In 2008, I began a regular meditation practice after reading the book Calming The Fearful Mind: A Zen Response To Terrorism by Thich Nhat Hanh. It wasn’t that my mind was especially fearful, no more than any other person I suppose, but fear seemed and still seems to be very present in the world. And along with fear, all the other emotions that we either try to avoid, react from, or attach to. I wanted to learn to work with my mind and heart – with all of what is there, the fear, the anger, the sadness, the joy, the attachment. Although the willingness to be with what is – even if uncomfortable – is a courageous act, it also feels like a necessary act. something needed to help foster and maintain a sane balance in a beautiful world that can sometimes seem the opposite.At the beginning of 2016, with so much fear, anger, and negativity, I made a personal vow to work towards that which is healing. Part of this vow was to more fully invest in my meditation practice, devote my art and writing towards this aspiration, and to seek the path of being a teacher of meditation. An opportunity arose with a teacher I had long admired and followed, Susan Piver. Susan is from a lineage of Tibetan Buddhism, called Shambhala, which I deeply admire and respect. Though, to be clear, one does not have to be Buddhist to participate, practice, or teach meditation. The opportunity Susan was offering through her Open Heart Project, was unique and fit within where my life is presently. The practice of Shamatha (Sanskrit for “calm abiding”) has become my core daily practice and the practice I am now authorized to teach.

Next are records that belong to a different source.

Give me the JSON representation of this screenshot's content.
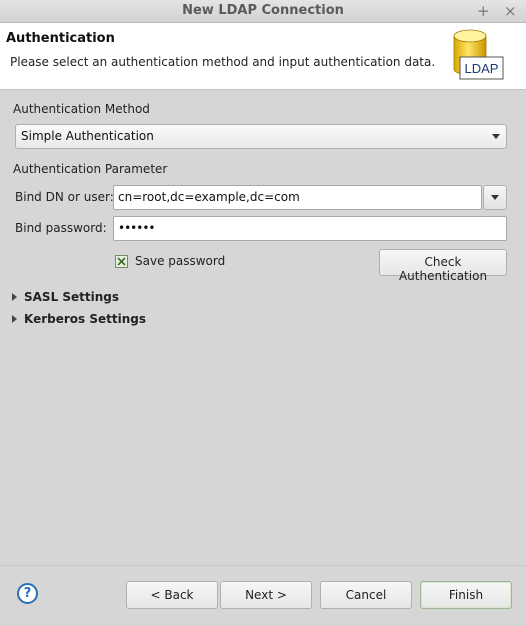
{
  "window": {
    "title": "New LDAP Connection",
    "controls": {
      "add": "+",
      "close": "×"
    }
  },
  "header": {
    "title": "Authentication",
    "description": "Please select an authentication method and input authentication data.",
    "logo_text": "LDAP"
  },
  "auth_method": {
    "label": "Authentication Method",
    "selected": "Simple Authentication"
  },
  "auth_params": {
    "label": "Authentication Parameter",
    "bind_dn_label": "Bind DN or user:",
    "bind_dn_value": "cn=root,dc=example,dc=com",
    "password_label": "Bind password:",
    "password_value": "••••••",
    "save_password_label": "Save password",
    "save_password_checked": true,
    "check_button": "Check Authentication"
  },
  "sections": {
    "sasl": "SASL Settings",
    "kerberos": "Kerberos Settings"
  },
  "footer": {
    "help_icon": "?",
    "back": "< Back",
    "next": "Next >",
    "cancel": "Cancel",
    "finish": "Finish"
  }
}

I cannot adequately express my gratitude or how amazing the past 9 weeks of training have been with Susan, and Jenna Hollenstein who co-taught. Their generosity of heart, the knowledge and wisdom imparted to us, and the gentleness of this practice transmitted to us has been a gift. I made friends from around the world that I will now be connected with and the practice I love and is a refuge has deepened. I am humbled, honored and grateful to share this with others. Bows of gratitude to both Susan and Jenna, along Michele Gare who was the magic behind the scenes at The Open Heart Project.

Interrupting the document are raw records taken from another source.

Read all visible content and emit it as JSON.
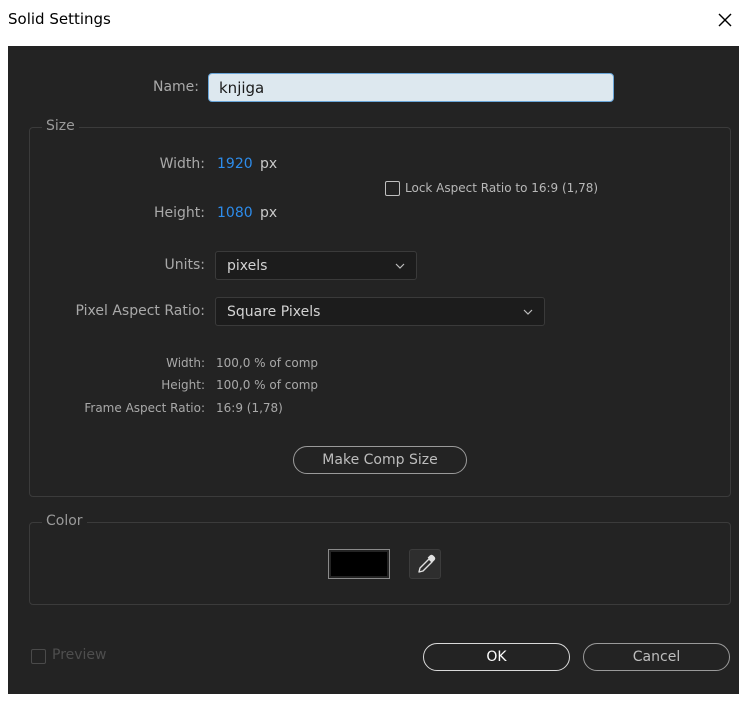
{
  "window": {
    "title": "Solid Settings",
    "close_symbol": "×"
  },
  "name": {
    "label": "Name:",
    "value": "knjiga"
  },
  "size": {
    "legend": "Size",
    "width_label": "Width:",
    "width_value": "1920",
    "width_unit": "px",
    "height_label": "Height:",
    "height_value": "1080",
    "height_unit": "px",
    "lock_aspect_label": "Lock Aspect Ratio to 16:9 (1,78)",
    "lock_aspect_checked": false,
    "units_label": "Units:",
    "units_value": "pixels",
    "par_label": "Pixel Aspect Ratio:",
    "par_value": "Square Pixels",
    "info": {
      "width_label": "Width:",
      "width_value": "100,0 % of comp",
      "height_label": "Height:",
      "height_value": "100,0 % of comp",
      "frame_ar_label": "Frame Aspect Ratio:",
      "frame_ar_value": "16:9 (1,78)"
    },
    "make_comp_size_label": "Make Comp Size"
  },
  "color": {
    "legend": "Color",
    "swatch_hex": "#000000"
  },
  "footer": {
    "preview_label": "Preview",
    "preview_checked": false,
    "ok_label": "OK",
    "cancel_label": "Cancel"
  },
  "theme": {
    "dialog_bg": "#232323",
    "accent_blue": "#2d8ceb",
    "input_bg": "#dde8ef"
  }
}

“Turning the Mind Into an Ally” by Sakyong Mipham
“Buddha’s Brain: The Practical Neuroscience of Happiness, Love, & Wisdom” by Rick Hanson, PH.D. with Richard Mendius, MD
…after 8 years of a personal meditation practice and seeing the benefit, in two weeks I begin a nine week course through The Open Heart Project in Shamatha (Sanskrit for “peacefully abiding”) meditation to both strengthen and grow my own practice and to become a certified meditation instructor. grateful for this opportunity and next step on the journey.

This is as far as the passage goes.